Боюсь говорить. Боюсь, что получится тщеславно или самовлюбленно.
– Такое оно… темное. Тени. Черное платье.
– Я хотел показать контраст с вашей кожей. Подчеркнуть вас, сидящую там.
Теперь, в этой беседе, я сознаю, что сержусь.
– У меня такой вид, будто я в гробу с полузакрытой крышкой.
Он посмеивается, словно не верит, что я расстроена.
Я смотрю на него в упор.
Проведя рукой по волосам, он говорит:
– Я пытался показать ваше… – Медлит. – Достоинство. Величие.
– Ну, видимо, в этом вся беда. Я не считаю себя величественной. И думала, что и ты не считаешь.
– Нет, не считаю. Не вполне. Просто миг такой. И это не “вы”. И не “я”. Что б вы ни думали. – Голос стихает. Видя, как я вожусь с тяжелой дверцей духовки, он подходит и открывает ее сам, а затем сует в духовку противень. – Думаю, это дом. Его настроение. – Закрывает духовку. – Понимаете, о чем я?
– У тебя получилось так… – Подбираю нужное слово. – Не знаю.
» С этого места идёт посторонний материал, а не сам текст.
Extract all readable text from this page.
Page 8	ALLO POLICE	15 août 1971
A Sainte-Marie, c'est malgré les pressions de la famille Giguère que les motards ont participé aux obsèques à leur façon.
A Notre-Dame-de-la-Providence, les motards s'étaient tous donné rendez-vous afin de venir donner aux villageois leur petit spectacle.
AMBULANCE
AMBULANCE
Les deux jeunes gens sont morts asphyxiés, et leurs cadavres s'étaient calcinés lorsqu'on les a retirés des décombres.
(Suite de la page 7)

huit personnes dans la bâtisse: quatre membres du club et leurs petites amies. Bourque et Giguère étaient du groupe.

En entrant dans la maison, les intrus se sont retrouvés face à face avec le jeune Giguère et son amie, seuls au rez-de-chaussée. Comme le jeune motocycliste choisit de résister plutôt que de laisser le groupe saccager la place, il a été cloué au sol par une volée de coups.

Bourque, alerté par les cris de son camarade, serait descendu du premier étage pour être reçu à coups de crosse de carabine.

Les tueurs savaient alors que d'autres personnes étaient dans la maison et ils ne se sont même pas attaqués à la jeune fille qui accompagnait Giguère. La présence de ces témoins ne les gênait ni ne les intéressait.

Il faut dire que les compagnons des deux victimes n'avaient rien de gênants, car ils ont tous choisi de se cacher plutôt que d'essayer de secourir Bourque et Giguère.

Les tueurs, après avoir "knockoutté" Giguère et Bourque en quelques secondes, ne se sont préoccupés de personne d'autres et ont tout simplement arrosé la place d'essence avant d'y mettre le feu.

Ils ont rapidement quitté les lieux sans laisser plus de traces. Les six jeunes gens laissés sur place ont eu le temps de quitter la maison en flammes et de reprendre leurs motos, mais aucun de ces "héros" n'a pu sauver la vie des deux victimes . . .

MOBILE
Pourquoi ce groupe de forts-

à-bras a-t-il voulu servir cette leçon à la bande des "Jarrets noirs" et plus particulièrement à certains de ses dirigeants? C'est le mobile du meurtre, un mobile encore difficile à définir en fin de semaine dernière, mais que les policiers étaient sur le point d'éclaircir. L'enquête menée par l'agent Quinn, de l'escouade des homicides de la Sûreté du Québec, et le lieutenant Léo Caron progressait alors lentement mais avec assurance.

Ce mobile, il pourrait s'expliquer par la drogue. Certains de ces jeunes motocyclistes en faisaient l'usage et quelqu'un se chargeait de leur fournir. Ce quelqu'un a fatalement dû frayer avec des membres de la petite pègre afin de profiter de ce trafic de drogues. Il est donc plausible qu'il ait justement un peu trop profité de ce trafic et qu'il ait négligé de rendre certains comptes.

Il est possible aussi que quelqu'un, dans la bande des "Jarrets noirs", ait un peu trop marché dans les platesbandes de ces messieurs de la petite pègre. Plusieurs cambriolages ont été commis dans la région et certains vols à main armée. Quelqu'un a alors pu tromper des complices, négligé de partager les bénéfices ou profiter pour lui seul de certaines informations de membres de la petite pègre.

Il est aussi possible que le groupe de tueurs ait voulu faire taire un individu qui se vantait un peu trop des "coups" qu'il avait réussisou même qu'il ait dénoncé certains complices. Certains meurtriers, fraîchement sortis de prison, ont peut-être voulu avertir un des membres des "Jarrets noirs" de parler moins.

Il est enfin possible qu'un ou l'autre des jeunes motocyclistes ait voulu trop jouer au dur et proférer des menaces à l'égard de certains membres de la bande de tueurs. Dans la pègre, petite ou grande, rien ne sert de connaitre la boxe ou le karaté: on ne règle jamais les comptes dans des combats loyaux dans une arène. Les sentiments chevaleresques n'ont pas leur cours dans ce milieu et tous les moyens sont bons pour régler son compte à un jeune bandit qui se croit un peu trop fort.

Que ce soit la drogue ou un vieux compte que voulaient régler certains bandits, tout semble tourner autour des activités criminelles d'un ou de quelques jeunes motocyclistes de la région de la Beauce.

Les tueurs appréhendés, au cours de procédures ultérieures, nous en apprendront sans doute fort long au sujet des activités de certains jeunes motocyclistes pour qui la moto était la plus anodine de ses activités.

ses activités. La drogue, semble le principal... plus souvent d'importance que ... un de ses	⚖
Одиноко.
Энди вздыхает.
– А разве нет – иногда?
На миг между нами безмолвие. Я тянусь к тряпке, стираю с рук муку.
– И какой же вы себя считаете? – спрашивает он.
– Что?
– Вы сказали, что не считаете себя величественной. Какой вы себя считаете?
Хороший вопрос. Какой я себя считаю?
Ответ удивляет нас обоих.
– Я считаю себя девчонкой, – говорю я.